The Strange Case of a Street Fair Booth


Photograph by: Eugène Atget Image Source: J. Paul Getty Museum

Amongst the many Parisian scenes that caught the perceptive eyes of Eugène Atget, storefront displays were one of his favourites. This image, titled Fête du Trône/Boutique de foire (Street Fair Booth), is one of the many photographs he made of the seasonal street fairs of Paris. At first glance, the assemblage of the discordant elements on display elicits a sense of curiosity and wonder. Upon closer inspection, you’ll notice a large and small chair perched atop an ornate table. Upon further closer inspection, you’ll notice two shoes, one significantly bigger than the other. To compliment this, two portraits of men— Armand the Giant and the smallest man in the world, occupants of the chair and proprietors of the shoes—hang in the background. Two placards appear suspended on either side of the display, informing visitors of the one franc cost of admission.
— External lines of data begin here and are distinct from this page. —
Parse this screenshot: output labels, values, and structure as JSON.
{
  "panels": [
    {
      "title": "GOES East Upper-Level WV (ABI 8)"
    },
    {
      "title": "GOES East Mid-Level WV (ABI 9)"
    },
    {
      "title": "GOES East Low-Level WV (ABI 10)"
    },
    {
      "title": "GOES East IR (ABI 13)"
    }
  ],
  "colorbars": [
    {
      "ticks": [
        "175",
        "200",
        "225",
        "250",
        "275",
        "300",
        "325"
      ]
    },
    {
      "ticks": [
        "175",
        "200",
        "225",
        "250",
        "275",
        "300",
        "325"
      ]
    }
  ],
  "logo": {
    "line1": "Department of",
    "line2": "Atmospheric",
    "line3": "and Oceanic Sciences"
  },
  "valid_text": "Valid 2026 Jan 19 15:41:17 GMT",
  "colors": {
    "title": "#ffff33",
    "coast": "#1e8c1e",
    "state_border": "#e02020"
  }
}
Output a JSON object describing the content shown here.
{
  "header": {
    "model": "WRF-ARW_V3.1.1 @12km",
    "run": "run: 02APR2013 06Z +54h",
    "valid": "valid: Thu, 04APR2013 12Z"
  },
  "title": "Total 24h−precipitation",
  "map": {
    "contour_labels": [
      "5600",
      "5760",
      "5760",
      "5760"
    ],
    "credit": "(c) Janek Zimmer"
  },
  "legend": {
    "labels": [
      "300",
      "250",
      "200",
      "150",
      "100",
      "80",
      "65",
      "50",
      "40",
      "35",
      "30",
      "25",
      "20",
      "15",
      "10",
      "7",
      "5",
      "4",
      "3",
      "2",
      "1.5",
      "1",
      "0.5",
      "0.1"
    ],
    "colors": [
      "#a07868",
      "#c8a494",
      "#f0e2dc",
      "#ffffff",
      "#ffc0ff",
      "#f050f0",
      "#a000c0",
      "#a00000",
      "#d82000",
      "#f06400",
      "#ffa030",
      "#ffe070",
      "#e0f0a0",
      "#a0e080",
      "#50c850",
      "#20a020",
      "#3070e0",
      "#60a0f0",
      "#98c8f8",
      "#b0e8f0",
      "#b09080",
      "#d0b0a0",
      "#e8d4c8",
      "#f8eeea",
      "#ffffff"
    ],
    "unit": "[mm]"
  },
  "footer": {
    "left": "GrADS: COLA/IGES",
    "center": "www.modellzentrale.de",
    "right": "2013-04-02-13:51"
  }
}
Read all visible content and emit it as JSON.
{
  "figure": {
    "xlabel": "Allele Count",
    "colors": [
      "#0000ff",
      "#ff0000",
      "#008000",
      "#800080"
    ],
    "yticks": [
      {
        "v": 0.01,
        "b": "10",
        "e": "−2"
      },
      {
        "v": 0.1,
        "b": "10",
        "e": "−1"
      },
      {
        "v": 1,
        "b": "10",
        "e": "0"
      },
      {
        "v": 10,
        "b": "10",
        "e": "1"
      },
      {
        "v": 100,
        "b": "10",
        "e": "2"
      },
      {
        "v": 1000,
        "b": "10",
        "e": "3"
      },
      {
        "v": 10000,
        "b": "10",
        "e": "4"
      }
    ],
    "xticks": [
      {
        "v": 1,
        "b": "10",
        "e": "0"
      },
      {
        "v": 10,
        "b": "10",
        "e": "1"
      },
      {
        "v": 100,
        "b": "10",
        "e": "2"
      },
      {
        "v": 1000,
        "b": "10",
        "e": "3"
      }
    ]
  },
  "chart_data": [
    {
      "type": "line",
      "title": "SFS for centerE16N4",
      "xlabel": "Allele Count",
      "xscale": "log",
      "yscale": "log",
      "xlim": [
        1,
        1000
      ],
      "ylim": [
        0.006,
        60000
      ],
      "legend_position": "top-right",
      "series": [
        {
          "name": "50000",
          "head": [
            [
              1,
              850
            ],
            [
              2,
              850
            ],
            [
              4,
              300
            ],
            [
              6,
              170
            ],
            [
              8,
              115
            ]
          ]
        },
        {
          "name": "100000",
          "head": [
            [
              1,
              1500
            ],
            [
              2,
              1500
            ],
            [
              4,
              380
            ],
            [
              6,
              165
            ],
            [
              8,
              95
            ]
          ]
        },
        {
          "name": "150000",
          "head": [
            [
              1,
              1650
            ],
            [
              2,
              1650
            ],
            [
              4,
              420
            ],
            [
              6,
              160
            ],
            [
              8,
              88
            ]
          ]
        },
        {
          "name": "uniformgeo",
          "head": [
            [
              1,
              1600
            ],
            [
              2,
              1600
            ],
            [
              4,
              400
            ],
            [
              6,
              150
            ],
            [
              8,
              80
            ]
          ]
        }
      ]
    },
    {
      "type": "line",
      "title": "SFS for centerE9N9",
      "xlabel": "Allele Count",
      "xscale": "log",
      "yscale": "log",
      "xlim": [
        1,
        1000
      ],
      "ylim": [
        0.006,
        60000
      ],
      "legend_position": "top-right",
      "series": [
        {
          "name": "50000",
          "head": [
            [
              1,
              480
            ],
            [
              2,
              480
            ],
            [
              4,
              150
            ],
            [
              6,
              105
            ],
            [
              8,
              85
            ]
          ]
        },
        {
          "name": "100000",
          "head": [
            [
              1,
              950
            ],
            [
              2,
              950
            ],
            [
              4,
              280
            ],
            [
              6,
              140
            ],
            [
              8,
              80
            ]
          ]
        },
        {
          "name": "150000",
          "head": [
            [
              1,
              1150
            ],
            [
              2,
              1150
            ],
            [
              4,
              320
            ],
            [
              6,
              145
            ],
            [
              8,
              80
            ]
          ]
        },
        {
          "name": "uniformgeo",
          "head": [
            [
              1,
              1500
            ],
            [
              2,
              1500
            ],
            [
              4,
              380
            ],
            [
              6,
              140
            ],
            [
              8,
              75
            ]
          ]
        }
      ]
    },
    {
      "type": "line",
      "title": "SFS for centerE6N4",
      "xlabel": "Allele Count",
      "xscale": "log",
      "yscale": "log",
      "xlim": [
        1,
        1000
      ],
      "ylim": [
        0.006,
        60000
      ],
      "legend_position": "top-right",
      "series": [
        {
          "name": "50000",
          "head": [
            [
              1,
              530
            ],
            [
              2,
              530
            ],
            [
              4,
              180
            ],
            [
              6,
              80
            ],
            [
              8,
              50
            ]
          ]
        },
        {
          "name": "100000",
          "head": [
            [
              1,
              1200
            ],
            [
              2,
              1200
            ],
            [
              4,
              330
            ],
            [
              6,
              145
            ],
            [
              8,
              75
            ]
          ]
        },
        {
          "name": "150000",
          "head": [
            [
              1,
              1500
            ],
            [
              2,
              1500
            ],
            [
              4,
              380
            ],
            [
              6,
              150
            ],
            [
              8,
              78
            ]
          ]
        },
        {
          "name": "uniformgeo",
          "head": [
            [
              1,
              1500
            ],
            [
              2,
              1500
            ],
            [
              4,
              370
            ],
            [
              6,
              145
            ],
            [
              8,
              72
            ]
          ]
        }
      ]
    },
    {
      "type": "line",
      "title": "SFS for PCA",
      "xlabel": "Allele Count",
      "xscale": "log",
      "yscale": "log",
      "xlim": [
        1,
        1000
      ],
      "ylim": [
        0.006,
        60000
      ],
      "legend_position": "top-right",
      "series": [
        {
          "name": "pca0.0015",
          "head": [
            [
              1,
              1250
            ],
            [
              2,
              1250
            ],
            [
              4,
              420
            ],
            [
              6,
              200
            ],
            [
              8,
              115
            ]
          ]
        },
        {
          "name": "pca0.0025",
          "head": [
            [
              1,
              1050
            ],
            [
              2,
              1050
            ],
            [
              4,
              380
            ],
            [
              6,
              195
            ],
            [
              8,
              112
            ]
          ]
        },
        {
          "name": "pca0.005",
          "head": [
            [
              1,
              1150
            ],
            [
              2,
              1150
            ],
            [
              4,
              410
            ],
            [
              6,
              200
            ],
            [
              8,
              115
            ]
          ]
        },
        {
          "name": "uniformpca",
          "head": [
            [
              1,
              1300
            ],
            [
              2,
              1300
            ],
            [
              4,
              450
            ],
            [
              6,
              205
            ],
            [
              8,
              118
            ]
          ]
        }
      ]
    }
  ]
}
To complete the tableau, a lone bulb remains dangling above the setup—its crisp whiteness providing a stark contrast against the black backdrop. “The apparent incongruity of elements makes this seem a surrealist image, and it was just these bizarre and unexpected components that drew artists Marcel Duchamp, Man ray and Berenice Abbott to Atget’s work. Inadvertently his photographs became not the raw material for the creations of artists but supports for an artistic aesthetic,” words borrowed from the description of the image from the J. Paul Getty Museum.